1 to 3 are diagrams for explaining one embodiment of the present invention, in which FIG. 1 is a schematic diagram of the ion plating apparatus of this embodiment, and FIG. 2 is a control of electron gun output. FIG. 3, which is a diagram showing an example of the program, is a diagram illustrating the relationship between the aperture amount of the electron beam and the ionization discharge current. FIG. 4 is a schematic configuration diagram of a conventional ion plating apparatus, and FIG. 5 is a diagram showing the state of variation in evaporation amount in the conventional ion plating apparatus using the ionization discharge current value as an index. DESCRIPTION OF SYMBOLS 1... Vacuum chamber, 4... Evaporation source, 5... Evaporation material, 6-- Crucible, 7... Electron gun, 9 Discharge probe, 11... Substrate (deposition target) thing), 20...

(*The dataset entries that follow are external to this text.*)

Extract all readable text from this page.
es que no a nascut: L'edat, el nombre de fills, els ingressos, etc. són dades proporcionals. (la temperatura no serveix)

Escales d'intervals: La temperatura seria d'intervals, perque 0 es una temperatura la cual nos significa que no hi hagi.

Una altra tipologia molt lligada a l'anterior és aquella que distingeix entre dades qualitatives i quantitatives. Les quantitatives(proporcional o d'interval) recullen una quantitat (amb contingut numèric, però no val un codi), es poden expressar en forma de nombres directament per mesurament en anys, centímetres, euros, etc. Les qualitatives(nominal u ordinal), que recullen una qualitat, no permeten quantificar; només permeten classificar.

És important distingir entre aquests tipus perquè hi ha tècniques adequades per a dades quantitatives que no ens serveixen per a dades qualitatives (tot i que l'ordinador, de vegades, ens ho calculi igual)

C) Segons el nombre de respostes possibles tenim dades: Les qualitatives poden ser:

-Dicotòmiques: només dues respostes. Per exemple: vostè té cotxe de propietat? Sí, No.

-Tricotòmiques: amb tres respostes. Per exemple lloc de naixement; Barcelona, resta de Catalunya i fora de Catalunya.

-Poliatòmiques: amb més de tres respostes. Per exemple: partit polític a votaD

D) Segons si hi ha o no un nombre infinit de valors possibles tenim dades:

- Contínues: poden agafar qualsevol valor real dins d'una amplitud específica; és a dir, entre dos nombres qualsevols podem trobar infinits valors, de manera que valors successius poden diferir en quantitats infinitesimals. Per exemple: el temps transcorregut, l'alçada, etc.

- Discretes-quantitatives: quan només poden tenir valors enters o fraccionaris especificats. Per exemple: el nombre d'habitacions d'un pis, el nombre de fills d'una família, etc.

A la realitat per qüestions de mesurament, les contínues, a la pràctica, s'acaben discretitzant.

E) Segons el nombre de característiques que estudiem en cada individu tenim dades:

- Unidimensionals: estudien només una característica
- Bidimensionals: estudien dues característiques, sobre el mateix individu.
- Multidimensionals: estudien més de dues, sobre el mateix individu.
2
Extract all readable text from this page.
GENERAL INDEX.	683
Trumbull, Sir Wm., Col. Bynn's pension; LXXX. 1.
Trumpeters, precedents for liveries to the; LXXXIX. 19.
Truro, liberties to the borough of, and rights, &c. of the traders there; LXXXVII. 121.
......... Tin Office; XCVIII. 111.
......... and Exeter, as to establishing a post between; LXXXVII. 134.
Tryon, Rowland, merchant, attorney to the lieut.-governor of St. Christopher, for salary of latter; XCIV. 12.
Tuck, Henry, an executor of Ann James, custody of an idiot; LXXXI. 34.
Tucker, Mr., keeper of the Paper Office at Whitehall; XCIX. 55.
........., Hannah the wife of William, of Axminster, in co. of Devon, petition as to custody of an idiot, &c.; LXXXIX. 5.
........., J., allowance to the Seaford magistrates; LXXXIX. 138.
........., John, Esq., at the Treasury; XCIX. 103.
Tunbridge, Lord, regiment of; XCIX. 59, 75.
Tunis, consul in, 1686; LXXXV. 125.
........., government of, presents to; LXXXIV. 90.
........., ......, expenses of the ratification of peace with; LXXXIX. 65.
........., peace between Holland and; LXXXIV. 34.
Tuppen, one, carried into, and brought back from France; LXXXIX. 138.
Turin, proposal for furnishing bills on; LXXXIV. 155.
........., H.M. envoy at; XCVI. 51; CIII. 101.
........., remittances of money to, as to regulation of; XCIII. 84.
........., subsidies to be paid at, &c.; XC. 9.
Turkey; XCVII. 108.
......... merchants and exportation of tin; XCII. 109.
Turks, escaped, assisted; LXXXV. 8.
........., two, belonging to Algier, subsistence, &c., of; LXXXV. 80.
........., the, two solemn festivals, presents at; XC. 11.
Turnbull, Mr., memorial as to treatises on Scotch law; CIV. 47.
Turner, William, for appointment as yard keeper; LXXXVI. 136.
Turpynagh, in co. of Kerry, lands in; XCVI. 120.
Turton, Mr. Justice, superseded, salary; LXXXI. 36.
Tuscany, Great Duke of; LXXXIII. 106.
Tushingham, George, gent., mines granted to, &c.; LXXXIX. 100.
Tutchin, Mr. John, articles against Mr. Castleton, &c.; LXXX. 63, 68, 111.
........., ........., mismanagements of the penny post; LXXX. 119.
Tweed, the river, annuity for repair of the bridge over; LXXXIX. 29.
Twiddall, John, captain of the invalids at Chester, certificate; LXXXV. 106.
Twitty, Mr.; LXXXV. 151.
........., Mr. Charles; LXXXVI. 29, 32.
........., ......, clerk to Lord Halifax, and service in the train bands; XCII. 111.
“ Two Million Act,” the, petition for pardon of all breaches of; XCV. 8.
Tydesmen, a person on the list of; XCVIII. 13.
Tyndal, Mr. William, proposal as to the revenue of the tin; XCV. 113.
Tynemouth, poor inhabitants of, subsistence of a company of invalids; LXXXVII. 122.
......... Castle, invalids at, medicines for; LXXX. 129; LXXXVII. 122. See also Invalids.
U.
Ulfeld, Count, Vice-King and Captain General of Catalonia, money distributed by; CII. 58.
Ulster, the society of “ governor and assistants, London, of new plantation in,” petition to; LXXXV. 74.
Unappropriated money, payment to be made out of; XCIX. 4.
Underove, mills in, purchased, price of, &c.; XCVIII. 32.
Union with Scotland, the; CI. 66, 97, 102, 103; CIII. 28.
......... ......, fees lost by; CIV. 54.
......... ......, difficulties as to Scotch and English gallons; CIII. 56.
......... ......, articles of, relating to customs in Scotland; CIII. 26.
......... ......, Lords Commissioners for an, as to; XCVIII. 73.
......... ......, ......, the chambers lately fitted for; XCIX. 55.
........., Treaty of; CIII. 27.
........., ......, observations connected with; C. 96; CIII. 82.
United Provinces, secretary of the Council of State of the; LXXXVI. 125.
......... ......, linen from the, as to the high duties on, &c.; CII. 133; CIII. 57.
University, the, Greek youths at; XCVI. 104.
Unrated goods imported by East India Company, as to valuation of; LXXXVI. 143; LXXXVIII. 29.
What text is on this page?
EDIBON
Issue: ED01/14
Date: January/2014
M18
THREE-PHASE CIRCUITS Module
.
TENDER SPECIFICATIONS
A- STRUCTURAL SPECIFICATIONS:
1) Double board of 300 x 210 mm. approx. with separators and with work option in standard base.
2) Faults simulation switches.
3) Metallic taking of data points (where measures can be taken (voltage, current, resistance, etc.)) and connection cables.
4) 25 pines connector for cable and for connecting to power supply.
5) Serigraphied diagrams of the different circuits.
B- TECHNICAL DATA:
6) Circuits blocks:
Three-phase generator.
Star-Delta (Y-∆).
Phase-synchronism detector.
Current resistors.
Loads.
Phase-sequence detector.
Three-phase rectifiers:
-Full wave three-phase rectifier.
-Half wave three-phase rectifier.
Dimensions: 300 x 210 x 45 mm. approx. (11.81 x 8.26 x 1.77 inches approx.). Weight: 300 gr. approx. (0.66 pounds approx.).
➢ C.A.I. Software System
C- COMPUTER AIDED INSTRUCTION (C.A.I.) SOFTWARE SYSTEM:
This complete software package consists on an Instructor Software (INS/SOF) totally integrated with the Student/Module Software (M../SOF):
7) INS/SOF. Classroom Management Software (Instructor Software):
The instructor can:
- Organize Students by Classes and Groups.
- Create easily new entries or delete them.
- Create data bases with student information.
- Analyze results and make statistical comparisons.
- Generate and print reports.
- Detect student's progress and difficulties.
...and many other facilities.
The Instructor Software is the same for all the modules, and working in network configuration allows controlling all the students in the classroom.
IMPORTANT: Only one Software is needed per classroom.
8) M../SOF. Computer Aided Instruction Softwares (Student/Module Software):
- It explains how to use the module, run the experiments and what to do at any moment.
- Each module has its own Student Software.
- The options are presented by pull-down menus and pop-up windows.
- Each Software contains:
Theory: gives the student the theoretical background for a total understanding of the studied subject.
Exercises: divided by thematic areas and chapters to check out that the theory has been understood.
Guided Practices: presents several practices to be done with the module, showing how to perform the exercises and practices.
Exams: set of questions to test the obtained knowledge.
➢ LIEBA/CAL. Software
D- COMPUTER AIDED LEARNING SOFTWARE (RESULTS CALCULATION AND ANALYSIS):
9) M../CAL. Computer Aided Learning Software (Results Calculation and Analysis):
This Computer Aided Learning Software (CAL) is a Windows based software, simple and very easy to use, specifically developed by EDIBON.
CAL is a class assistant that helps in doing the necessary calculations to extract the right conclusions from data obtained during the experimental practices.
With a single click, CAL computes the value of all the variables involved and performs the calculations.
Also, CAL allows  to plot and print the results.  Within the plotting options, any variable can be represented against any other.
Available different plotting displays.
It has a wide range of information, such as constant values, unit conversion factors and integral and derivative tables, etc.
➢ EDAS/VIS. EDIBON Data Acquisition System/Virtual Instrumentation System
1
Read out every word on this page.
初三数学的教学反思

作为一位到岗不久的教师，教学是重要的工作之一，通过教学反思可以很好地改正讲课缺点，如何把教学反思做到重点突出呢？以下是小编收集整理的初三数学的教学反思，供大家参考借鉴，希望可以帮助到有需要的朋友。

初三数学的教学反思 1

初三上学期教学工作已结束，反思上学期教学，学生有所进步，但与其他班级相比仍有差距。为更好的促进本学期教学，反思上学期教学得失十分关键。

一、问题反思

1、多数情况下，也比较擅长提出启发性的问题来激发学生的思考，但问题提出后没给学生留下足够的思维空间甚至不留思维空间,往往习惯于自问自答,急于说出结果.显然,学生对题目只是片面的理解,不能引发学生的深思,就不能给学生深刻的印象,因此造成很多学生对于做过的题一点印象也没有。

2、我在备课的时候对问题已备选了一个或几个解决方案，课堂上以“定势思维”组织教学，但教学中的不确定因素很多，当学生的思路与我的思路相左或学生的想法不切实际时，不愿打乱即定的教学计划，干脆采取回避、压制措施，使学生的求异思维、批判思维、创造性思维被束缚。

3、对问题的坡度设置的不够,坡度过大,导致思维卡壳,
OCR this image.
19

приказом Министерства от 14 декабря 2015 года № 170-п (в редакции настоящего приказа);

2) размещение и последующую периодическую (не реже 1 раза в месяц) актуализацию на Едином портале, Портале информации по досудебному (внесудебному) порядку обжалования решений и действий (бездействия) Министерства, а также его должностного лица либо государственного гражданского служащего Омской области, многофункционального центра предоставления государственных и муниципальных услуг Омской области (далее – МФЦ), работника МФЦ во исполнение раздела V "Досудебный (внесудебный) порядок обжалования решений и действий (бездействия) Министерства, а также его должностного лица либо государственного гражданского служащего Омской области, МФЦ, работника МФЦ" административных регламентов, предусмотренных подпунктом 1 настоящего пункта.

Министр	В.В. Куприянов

Electron gun output control means, 21. Electron beam aperture control means, 22... Electron gun output setting device, 23.
...electron gun output control section, 25...aperture adjustment coil,
26...Ionization discharge current detector, 27...
・Ionization discharge reference current setting device, 28・Comparator, 29
Beam aperture control unit, B: electron beam, R: evaporated material flow, 11: ionization discharge current.

Claims (2)

[Claims] (1) The evaporation material in a crucible placed in a vacuum chamber is evaporated by irradiating an electron beam from an electron gun, and the evaporation material is ionized by a discharge probe and applied to the surface of the object to be evaporated. In the ion plating method for vapor deposition, the output of the electron gun is controlled based on a preset program to change the amount of electron beam irradiation to the evaporation material, and the ionization that flows between the discharge probe and the crucible An ion plating method characterized in that the amount of evaporation of the evaporation material is adjusted by detecting the current value of a discharge current and adjusting the aperture amount of the electron beam based on the detection result. (2) The evaporation material in a crucible placed in a vacuum chamber is evaporated by irradiating an electron beam from an electron gun, and the evaporation material is ionized by a discharge probe and applied to the surface of the object to be evaporated. The ion plating apparatus configured to perform vapor deposition includes an output control means for controlling the output of the electron gun based on a preset program, and an ionization discharge current flowing between the discharge probe and the crucible. An ion plating apparatus comprising: aperture amount control means for detecting a current value and adjusting an aperture amount of the electron beam based on the detection result.